Jacko began frowning.

—But the old woman tells me, he murmured, that stockmen won't be able to go in there to get them out.

Fitzie, mincing his omelette with his fork, said quietly, They'll be able to drive them out aerially it they want.

Helen said, Or wait for them to come out. Jesus, they've got cattle on Burren Waters they don't even know about.

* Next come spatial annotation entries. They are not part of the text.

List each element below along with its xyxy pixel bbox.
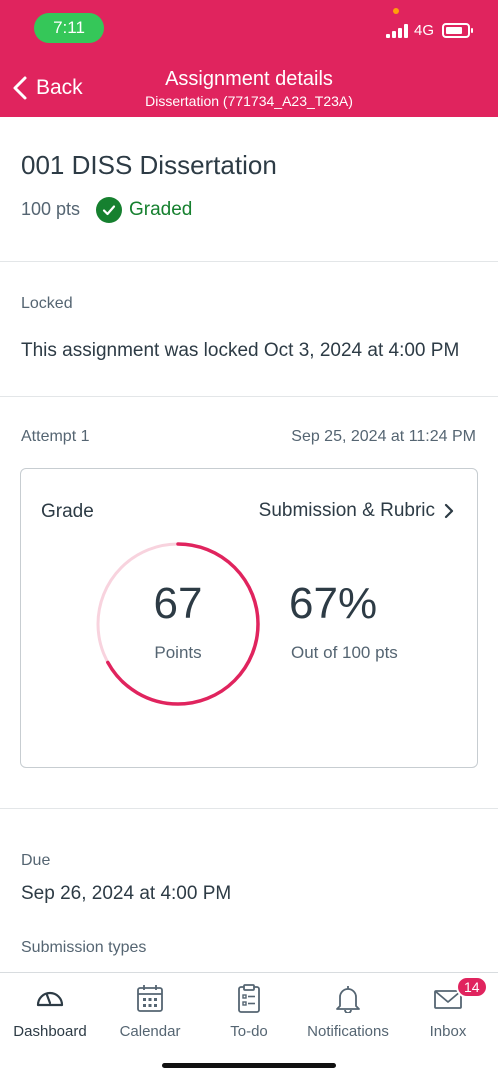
calendar-icon: [137, 985, 163, 1012]
due-date: Sep 26, 2024 at 4:00 PM: [21, 883, 232, 904]
network-label: 4G: [414, 22, 435, 39]
status-time: 7:11: [34, 13, 104, 43]
home-indicator[interactable]: [162, 1063, 336, 1068]
divider: [0, 396, 498, 397]
divider: [0, 261, 498, 262]
battery-icon: [442, 23, 473, 38]
tab-todo[interactable]: To-do: [199, 979, 299, 1040]
todo-icon: [238, 984, 260, 1013]
inbox-badge: 14: [456, 976, 488, 998]
page-title: Assignment details: [165, 68, 333, 90]
tab-notifications[interactable]: Notifications: [298, 979, 398, 1040]
attempt-label: Attempt 1: [21, 428, 90, 445]
grade-percent: 67%: [289, 579, 378, 628]
assignment-points: 100 pts: [21, 199, 81, 219]
tab-calendar[interactable]: Calendar: [100, 979, 200, 1040]
dashboard-icon: [36, 991, 64, 1007]
grade-heading: Grade: [41, 501, 94, 522]
grade-card: Grade Submission & Rubric 67 Points 67% …: [20, 468, 478, 768]
tab-label: Calendar: [119, 1023, 181, 1040]
submission-types-label: Submission types: [21, 939, 147, 956]
attempt-date: Sep 25, 2024 at 11:24 PM: [291, 428, 476, 445]
tab-label: To-do: [230, 1023, 268, 1040]
status-label: Graded: [129, 199, 193, 220]
signal-icon: [386, 24, 408, 38]
tab-label: Dashboard: [13, 1023, 87, 1040]
bell-icon: [336, 986, 360, 1013]
check-icon: [96, 197, 122, 223]
divider: [0, 808, 498, 809]
assignment-title: 001 DISS Dissertation: [21, 150, 277, 180]
submission-rubric-link[interactable]: Submission & Rubric: [259, 500, 455, 522]
tab-dashboard[interactable]: Dashboard: [0, 979, 100, 1040]
chevron-right-icon: [444, 503, 454, 519]
locked-label: Locked: [21, 295, 73, 312]
grade-score: 67: [153, 579, 203, 628]
locked-text: This assignment was locked Oct 3, 2024 a…: [21, 340, 460, 361]
due-label: Due: [21, 852, 51, 869]
tab-label: Inbox: [429, 1023, 467, 1040]
tab-label: Notifications: [307, 1023, 389, 1040]
grade-out-of: Out of 100 pts: [291, 643, 398, 662]
privacy-indicator-icon: [393, 8, 399, 14]
tab-inbox[interactable]: 14 Inbox: [398, 976, 498, 1040]
course-subtitle: Dissertation (771734_A23_T23A): [145, 93, 353, 109]
submission-rubric-label: Submission & Rubric: [258, 500, 435, 521]
status-badge: Graded: [96, 197, 192, 223]
grade-score-label: Points: [154, 643, 202, 662]
top-bar: 7:11 4G Back Assignment details Disserta…: [0, 0, 498, 117]
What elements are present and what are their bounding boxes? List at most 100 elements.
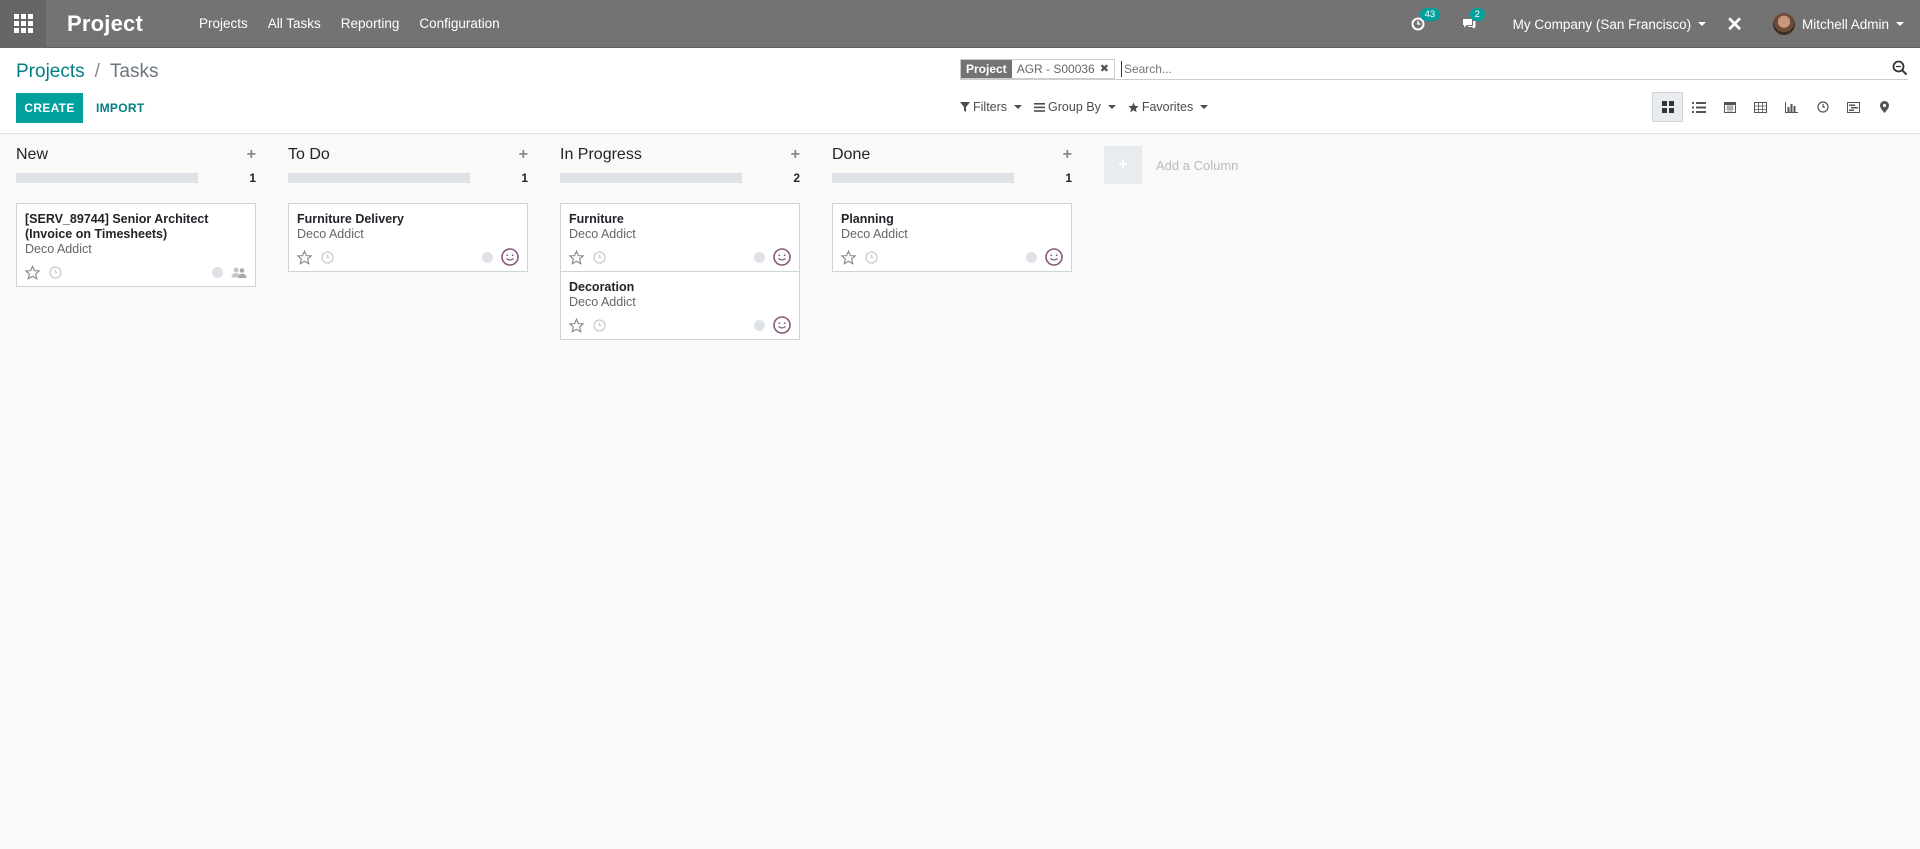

Jacko made a mouth. It was obvious he had little time for his sister. The way he asked his loaded questions in a false-naive voice made the conversation spiky.

He put down his plate and said, Well look, you know this will upset Chloe. Why don't you talk them into picking some other spot? Eh Fitzie? Why don't you do this legal work and give evidence for another tribe?

Fitzie said, I know it's delicate as regards family and all, but the Wodjiri are my field of expertise. This is a massively important site, Jacko. It literally means the earth to these people. It'll have no commercial impact on Chloe and Stammer Jack at all. I just wish they'd yield a bit on it, that's all. It's possible to arrange these things by consensus, you know. There's no need at all for a hearing.

Jacko turned to Helen and said, You still want to get even with her, Helen.

Helen made a clicking noise with her lips and put down her plate of omelette.

—Well, said Jacko, I reckon you ought to pick on some other bloody cattle baron, rather than old Jack. Chloe thinks her kids are poison, and this'll tend to prove her point.

Helen went through a looking-away-and-gathering-of-one's-feelings process. Then, still staring out at Coghlan's she said, This will be good for them, Jacko. This'll expand their view of the question, and Christ knows they need it. I'm not doing this out of spite. It's a case that has to be won. For everyone's sake.